WHO has included information on maternity protection legislation in GINA.
Issues
This indicator assesses the presence of the legislation, but not its strength or actual implementation (i.e. it
does not cover actions taken by governments to enforce the legislation, such as monitoring and
enforcement).
Maternity protection at work is an essential element in equality of opportunity, treatment and health
protection. It seeks to enable women to combine their reproductive and productive roles successfully, and to
prevent unequal treatment in employment due to women’s reproductive role. Maternity protection is
important for nutrition, in terms of achieving good birth outcomes and enabling breastfeeding. Increasingly,
legislation on paternity protection is being developed as a means to provide fathers with security in their
parenting role and to reinforce maternity protection via supporting those women who have a male partner.
28
An alternative form of expressing this indicator would be to measure the strength of national maternity
protection laws or regulations. The strength of the legislation is assessed based on the extent it covers key
provisions of the ILO Maternity Protection Convention No. 183 and the accompanying ILO Maternity
Protection Recommendation No. 191, including appropriate duration of leave, amount of maternity leave
benefits, source of cash benefits, breastfeeding breaks, remuneration of nursing breaks, nursing facilities,
and coverage of law, among others. Criteria for determining overall strength are currently being developed
in consultation with ILO.
Data availability
A total of 178 countries have information on national legislation on maternity protection (50).

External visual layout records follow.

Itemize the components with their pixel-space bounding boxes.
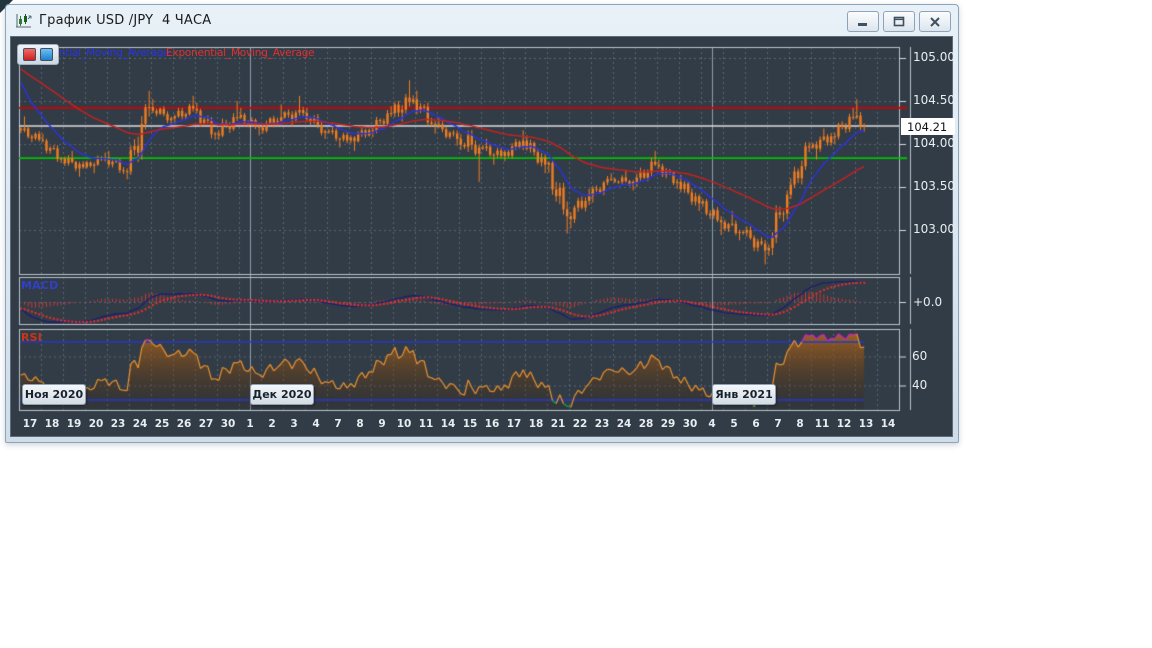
date-label: 30 [678,418,702,430]
date-label: 11 [414,418,438,430]
date-label: 25 [150,418,174,430]
date-label: 22 [568,418,592,430]
date-label: 12 [832,418,856,430]
price-tick-label: 104.50 [913,93,955,107]
restore-icon [893,16,905,27]
date-label: 24 [612,418,636,430]
date-label: 14 [876,418,900,430]
date-label: 15 [458,418,482,430]
current-price-badge: 104.21 [901,118,955,135]
rsi-panel-label: RSI [21,331,42,344]
month-badge: Дек 2020 [250,384,314,405]
date-label: 13 [854,418,878,430]
date-label: 29 [656,418,680,430]
date-label: 4 [304,418,328,430]
month-badge: Ноя 2020 [22,384,86,405]
month-badge: Янв 2021 [712,384,776,405]
close-button[interactable] [919,11,951,32]
titlebar[interactable]: График USD /JPY 4 ЧАСА [6,5,958,35]
date-label: 27 [194,418,218,430]
macd-axis-label: +0.0 [913,295,942,309]
ema-slow-swatch-icon [23,48,36,61]
date-label: 7 [326,418,350,430]
date-label: 6 [744,418,768,430]
legend-chip[interactable] [17,44,59,65]
chart-content: Exponential_Moving_Average Exponential_M… [10,36,953,437]
date-label: 21 [546,418,570,430]
date-label: 2 [260,418,284,430]
chart-window: График USD /JPY 4 ЧАСА Exponential_Movin… [5,4,959,443]
date-label: 10 [392,418,416,430]
date-label: 18 [524,418,548,430]
date-label: 7 [766,418,790,430]
date-label: 28 [634,418,658,430]
window-title: График USD /JPY 4 ЧАСА [39,13,211,28]
date-label: 20 [84,418,108,430]
minimize-button[interactable] [847,11,879,32]
ema-fast-swatch-icon [40,48,53,61]
date-label: 17 [18,418,42,430]
restore-button[interactable] [883,11,915,32]
date-label: 1 [238,418,262,430]
rsi-tick-label: 60 [912,349,927,363]
price-tick-label: 103.50 [913,179,955,193]
chart-canvas[interactable] [11,37,952,436]
chart-icon [15,13,32,28]
close-icon [929,17,941,27]
date-label: 19 [62,418,86,430]
macd-panel-label: MACD [21,279,58,292]
legend-ema-slow-label: Exponential_Moving_Average [166,47,314,59]
date-label: 17 [502,418,526,430]
date-label: 18 [40,418,64,430]
date-label: 16 [480,418,504,430]
date-label: 14 [436,418,460,430]
date-label: 3 [282,418,306,430]
date-label: 30 [216,418,240,430]
date-label: 11 [810,418,834,430]
price-tick-label: 105.00 [913,50,955,64]
date-label: 23 [106,418,130,430]
date-label: 26 [172,418,196,430]
minimize-icon [857,17,869,27]
price-tick-label: 104.00 [913,136,955,150]
date-label: 5 [722,418,746,430]
date-label: 8 [788,418,812,430]
price-tick-label: 103.00 [913,222,955,236]
date-label: 9 [370,418,394,430]
date-label: 8 [348,418,372,430]
date-label: 23 [590,418,614,430]
date-label: 4 [700,418,724,430]
date-label: 24 [128,418,152,430]
rsi-tick-label: 40 [912,378,927,392]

Note : this indicator is not part of the Global reference list of 100 core health indicators (7).
29
III. Final considerations
The intermediate, process and policy indicators presented are proposed for a core set of indicators that
would allow a broad understanding of policies and programmes that are conducive to improving nutrition.
Reporting on the entire core set would greatly enhance countries’ capacity to implement and track the
Comprehensive implementation plan on maternal, infant and young child nutrition (1) and respond to the
global need for more and improved nutritional data.
However, the analysis presented by this paper shows that while some indicators are already broadly and
systematically collected, others are instead collected only by some countries or have been recently
developed and are at an early stage of implementation.
The proposed core set could be considered a template on which countries may adapt or build their nutrition
monitoring systems. The implementation of this framework may be progressive, taking into account the
need to avoid overwhelming personnel, programmes and surveillance systems.